The Fifth Circuit acknowledged the difficulties presented in a “third party over” action when additional insureds desire to trigger coverage “while navigating difficult workers compensation and contributory negligence issues.” In other words, it is rare, if ever, that the injured employee is going to allege that his employer proximately caused his injuries because the employee has no claim against his employer. Accordingly, the duty to defend an additional insured under this endorsement in a “third party over” action will likely never exist. Unfortunately, however, at least in Texas, given the ability of a general contractor to name the employer as a responsible third party, entitling it to a finding of the employer’s negligence, the insurer is always subject to a potential duty to indemnify in a case over which it had no ability to defend its insured’s conduct. Moreover, given the Fifth Circuit’s conclusion, the contributory negligence of the employee is also going leave the insurer’s duty to indemnify lurking in the background. It is the Fifth Circuit’s conclusion on this issue that is more problematic.
A finding that a plaintiff’s contributory negligence is the basis for a duty to indemnify under the endorsement is flawed. The rationale is nonsensical because, under the endorsement, the additional insured’s liability for bodily injury must be caused by the named insured’s acts or omissions. There can be no liability attributable to the additional insured based upon a plaintiff’s comparative fault, because a plaintiff cannot recover for his or her comparative fault.
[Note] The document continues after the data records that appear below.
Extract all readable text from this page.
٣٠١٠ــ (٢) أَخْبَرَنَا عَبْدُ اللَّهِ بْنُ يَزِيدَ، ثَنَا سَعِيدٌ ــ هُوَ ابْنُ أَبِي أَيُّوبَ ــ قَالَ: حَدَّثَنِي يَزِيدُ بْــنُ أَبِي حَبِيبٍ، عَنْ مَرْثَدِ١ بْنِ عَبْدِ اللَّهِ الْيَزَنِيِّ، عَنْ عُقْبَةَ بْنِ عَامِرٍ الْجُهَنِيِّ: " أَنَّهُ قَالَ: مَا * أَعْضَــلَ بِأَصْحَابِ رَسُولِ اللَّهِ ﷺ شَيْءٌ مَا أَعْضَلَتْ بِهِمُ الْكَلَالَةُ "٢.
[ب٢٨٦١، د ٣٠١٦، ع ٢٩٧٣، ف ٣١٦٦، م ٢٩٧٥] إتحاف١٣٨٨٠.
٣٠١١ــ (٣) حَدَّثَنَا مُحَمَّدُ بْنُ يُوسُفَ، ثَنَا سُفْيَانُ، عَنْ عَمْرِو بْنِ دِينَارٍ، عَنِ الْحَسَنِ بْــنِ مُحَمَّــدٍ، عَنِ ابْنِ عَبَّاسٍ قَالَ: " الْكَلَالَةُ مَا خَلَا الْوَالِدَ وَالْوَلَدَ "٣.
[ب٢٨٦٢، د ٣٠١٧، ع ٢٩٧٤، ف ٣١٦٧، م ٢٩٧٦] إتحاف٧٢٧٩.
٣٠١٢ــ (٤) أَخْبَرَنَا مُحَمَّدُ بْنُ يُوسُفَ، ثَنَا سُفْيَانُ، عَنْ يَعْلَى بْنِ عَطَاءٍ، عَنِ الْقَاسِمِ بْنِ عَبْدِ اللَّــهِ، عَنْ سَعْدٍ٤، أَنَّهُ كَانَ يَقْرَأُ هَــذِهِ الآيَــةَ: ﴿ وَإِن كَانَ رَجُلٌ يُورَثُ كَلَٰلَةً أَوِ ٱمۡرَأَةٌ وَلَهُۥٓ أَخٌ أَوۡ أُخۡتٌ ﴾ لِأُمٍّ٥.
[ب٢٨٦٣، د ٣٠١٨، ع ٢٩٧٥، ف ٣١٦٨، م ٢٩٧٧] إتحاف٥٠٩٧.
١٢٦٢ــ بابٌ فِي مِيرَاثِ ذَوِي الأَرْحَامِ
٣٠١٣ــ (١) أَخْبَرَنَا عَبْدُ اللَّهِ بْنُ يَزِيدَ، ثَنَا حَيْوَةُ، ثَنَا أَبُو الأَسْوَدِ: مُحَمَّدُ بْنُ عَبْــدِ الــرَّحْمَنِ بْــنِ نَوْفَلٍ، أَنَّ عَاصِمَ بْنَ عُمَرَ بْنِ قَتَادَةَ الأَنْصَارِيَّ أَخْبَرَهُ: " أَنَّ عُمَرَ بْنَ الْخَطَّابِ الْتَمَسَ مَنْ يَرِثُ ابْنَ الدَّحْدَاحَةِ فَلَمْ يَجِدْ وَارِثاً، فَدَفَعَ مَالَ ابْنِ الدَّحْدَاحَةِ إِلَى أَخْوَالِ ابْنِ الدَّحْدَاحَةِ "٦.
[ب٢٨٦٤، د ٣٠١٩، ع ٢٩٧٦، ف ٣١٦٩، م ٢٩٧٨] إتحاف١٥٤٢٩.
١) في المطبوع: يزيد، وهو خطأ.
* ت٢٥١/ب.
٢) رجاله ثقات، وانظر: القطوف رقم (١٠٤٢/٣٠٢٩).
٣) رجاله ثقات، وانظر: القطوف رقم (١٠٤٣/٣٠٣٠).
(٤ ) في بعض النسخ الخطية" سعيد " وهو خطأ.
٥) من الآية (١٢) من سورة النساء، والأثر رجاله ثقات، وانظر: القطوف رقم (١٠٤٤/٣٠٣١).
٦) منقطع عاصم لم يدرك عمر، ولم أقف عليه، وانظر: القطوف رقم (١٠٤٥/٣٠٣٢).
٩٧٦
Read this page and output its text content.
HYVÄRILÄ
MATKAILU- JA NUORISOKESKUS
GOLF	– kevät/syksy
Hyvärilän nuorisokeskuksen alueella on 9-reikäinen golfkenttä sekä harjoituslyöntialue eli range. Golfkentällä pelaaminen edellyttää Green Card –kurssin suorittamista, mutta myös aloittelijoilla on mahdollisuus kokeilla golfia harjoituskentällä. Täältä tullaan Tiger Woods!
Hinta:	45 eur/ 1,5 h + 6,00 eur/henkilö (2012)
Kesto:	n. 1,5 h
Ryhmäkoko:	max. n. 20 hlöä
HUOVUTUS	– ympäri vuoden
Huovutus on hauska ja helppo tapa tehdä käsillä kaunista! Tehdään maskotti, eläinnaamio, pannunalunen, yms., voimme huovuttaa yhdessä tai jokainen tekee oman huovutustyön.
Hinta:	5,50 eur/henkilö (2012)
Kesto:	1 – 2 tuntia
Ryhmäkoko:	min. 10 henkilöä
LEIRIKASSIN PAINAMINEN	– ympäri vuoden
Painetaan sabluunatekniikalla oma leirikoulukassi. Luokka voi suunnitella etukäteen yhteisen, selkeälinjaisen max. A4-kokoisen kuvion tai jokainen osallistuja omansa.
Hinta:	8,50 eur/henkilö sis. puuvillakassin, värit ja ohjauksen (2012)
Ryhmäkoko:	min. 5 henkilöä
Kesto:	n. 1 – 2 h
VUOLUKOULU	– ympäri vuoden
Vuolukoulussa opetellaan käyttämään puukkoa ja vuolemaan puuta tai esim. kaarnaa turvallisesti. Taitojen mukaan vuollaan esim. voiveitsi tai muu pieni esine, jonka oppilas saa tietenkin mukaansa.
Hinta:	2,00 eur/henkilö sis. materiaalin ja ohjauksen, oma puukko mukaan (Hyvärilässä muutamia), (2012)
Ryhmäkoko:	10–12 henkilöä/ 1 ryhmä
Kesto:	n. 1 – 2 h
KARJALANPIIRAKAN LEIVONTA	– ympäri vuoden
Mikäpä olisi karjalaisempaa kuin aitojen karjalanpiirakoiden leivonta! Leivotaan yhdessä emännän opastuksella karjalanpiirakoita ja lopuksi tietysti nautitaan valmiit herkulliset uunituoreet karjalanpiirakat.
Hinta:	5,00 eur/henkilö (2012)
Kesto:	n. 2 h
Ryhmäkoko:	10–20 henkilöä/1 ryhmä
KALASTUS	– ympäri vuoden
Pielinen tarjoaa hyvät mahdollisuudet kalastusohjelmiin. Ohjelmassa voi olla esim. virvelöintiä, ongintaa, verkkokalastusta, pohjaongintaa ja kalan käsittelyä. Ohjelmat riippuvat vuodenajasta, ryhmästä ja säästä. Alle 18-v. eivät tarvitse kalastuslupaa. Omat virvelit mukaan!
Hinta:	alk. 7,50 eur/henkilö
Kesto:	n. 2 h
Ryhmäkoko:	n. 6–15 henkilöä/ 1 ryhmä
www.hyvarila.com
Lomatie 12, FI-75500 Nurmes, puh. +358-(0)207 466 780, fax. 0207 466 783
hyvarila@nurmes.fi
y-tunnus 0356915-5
The opinion, however, does not indicate whether this argument was raised by the insurer.
Finally, the court’s conclusion that the named insured’s or its employee’s 1% fault required the carrier to fund the entire settlement also is arguably incorrect. The endorsement requires that coverage be provided for the additional insured’s liability caused by the named insured’s acts or omissions. Accordingly, an argument exists that the carrier should owe only that percentage of the settlement or judgment attributable to the named insured, or in the case before the court, 1%. While the Fifth Circuit represents the first appellate opinion interpreting Texas law on this endorsement, given the importance and frequency with which these issues arise, more litigation is likely to come.
 This type of lawsuit is commonly referred to as a “third party over” action.